There can be no earthly reason why the music of Carol Morgan is not better known, other than the fact that she has not made many recordings. One would hate to believe otherwise. This is music made by a woman, for instance? One certainly hopes not although wasn’t Melba Liston treated the same way until Randy Weston took up her cause? Still, it is a disturbing thought and even though Carol Morgan may not have expected a brilliant trajectory in her career ‘from teenage stardom to contemporary celebrity’ so to speak, it is hard considering her ingenious musicianship (more steeped in The Tradition than other trumpeters of her generation) not to expect wonders for her.

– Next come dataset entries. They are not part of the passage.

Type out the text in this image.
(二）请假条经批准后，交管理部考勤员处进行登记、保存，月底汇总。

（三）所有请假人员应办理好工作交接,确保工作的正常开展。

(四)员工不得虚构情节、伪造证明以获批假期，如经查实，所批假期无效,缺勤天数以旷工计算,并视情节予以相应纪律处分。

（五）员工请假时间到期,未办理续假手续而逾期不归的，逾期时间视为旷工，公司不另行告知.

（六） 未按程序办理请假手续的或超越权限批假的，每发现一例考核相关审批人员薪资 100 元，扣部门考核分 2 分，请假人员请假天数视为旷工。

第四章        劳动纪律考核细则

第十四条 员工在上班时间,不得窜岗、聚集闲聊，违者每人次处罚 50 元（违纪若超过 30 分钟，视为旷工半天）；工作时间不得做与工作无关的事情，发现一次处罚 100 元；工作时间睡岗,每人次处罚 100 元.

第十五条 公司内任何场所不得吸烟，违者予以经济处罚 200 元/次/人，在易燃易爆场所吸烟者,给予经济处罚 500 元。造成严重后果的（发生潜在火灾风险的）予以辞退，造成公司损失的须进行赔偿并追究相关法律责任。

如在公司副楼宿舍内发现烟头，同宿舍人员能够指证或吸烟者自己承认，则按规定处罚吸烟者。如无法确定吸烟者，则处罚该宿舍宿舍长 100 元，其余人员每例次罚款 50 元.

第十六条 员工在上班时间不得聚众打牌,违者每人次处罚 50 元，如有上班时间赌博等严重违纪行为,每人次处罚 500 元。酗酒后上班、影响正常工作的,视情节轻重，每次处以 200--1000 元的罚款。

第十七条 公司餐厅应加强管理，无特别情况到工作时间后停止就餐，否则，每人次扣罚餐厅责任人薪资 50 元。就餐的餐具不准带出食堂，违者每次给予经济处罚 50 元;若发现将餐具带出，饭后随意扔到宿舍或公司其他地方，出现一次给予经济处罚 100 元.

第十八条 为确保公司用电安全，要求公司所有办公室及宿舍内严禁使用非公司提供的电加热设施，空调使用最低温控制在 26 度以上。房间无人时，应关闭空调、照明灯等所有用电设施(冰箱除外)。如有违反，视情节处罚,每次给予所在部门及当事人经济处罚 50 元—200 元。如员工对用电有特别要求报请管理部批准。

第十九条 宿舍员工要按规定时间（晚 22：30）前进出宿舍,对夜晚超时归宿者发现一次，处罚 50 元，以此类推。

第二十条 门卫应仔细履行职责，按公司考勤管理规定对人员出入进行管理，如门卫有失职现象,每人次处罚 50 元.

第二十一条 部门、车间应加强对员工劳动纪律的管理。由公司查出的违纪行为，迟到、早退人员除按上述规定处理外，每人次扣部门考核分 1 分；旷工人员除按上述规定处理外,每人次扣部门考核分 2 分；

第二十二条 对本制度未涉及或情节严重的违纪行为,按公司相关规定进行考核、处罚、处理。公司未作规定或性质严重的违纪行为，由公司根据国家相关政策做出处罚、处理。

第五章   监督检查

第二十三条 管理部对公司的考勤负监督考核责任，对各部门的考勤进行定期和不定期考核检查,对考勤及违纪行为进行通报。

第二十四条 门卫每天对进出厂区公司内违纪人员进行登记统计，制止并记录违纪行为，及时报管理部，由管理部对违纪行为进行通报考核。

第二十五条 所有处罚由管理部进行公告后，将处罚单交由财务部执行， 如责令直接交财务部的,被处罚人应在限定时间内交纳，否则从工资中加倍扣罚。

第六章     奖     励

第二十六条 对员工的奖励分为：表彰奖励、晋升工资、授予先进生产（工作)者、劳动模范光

Her musicianship with the trumpet makes the melodies of old songs – such as those on this album, Post Cool Vol 1. The Shift in the Night – gleam like new. What’s more Morgan delivers her lines with spontaneous, unaffected joy. Surely this will capture every audience alive?
Hardcore jazz fans – not only those who doted on Duke Ellington’s trumpet family and Clifford Brown, but also (and especially) Clarence Shaw, that legendary and enigmatic Charles Mingus discovery – ought to love the spry trumpet and cool musical voice of Carol Morgan. Listening to any and all of her music, this album included, one cannot help but be wonder-struck at how she not only takes command of the quintessential jazz instrument, but indeed, all of the very air in the room. Once colonized, Morgan populates the silence with notes that can only come from a master tunesmith. It would appear, for instance, that in both the melody and the extrapolations that follow from mastering it, Carol Morgan plays every note as if it were coming from her last breath. The preternatural howl of a high-C and the glissando that follows up or down the scale followed by the onrushing arpeggio can send even the musical cognescenti into breathless raptures.
If not commercially, then at least critically and artistically, it would seem that her performance on Post Cool Vol 1. will do it for Carol Morgan. There are just six songs on the album. No favourites are possible because every one of the tracks is stellar in its own right. Morgan’s playing is not only in a class by itself but full of visceral energy and passion. Her notes are captivating for their oblique, elastic character. Her melodic sense mimics, in every way, the voices of the great vocalists from Ella Fitzgerald and Billie Holiday to Abbey Lincoln and Sheila Jordan to Betty Carter, Fontella Bass and Cassandra Wilson. Consider how Carol Morgan transforms familiar classics with the literate, witty, acerbic, and poignant, voice that she brings each of the six songs – from “Strollin’” to “Autumn Leaves”, breathing new life into them by her honesty, assurance and insight, and her consummate phrasing and poise.
Moreover every arrangement here draws the stellar cast of the Carol Morgan Quartet deep into the music and thus, saxophonist Joel Frahm, bassist Martin Wind and drummer Matt Wilson – all top-flight musicians in their own right provide classic performances. Best of all, Carol Morgan shares her musicianship magnanimously; receding into the shadows as Frahm, Wind and Wilson solo in their time inevitably enriching the beauty of each work in every possible way.
Track List: Strollin’; A Night in Tunisia; Night; On A Misty Night; Song for Mom; Autumn Leaves.
Personnel: Carol Morgan: trumpet; Joel Frahm: tenor saxophone; Martin Wind: bass; Matt Wilson: drums.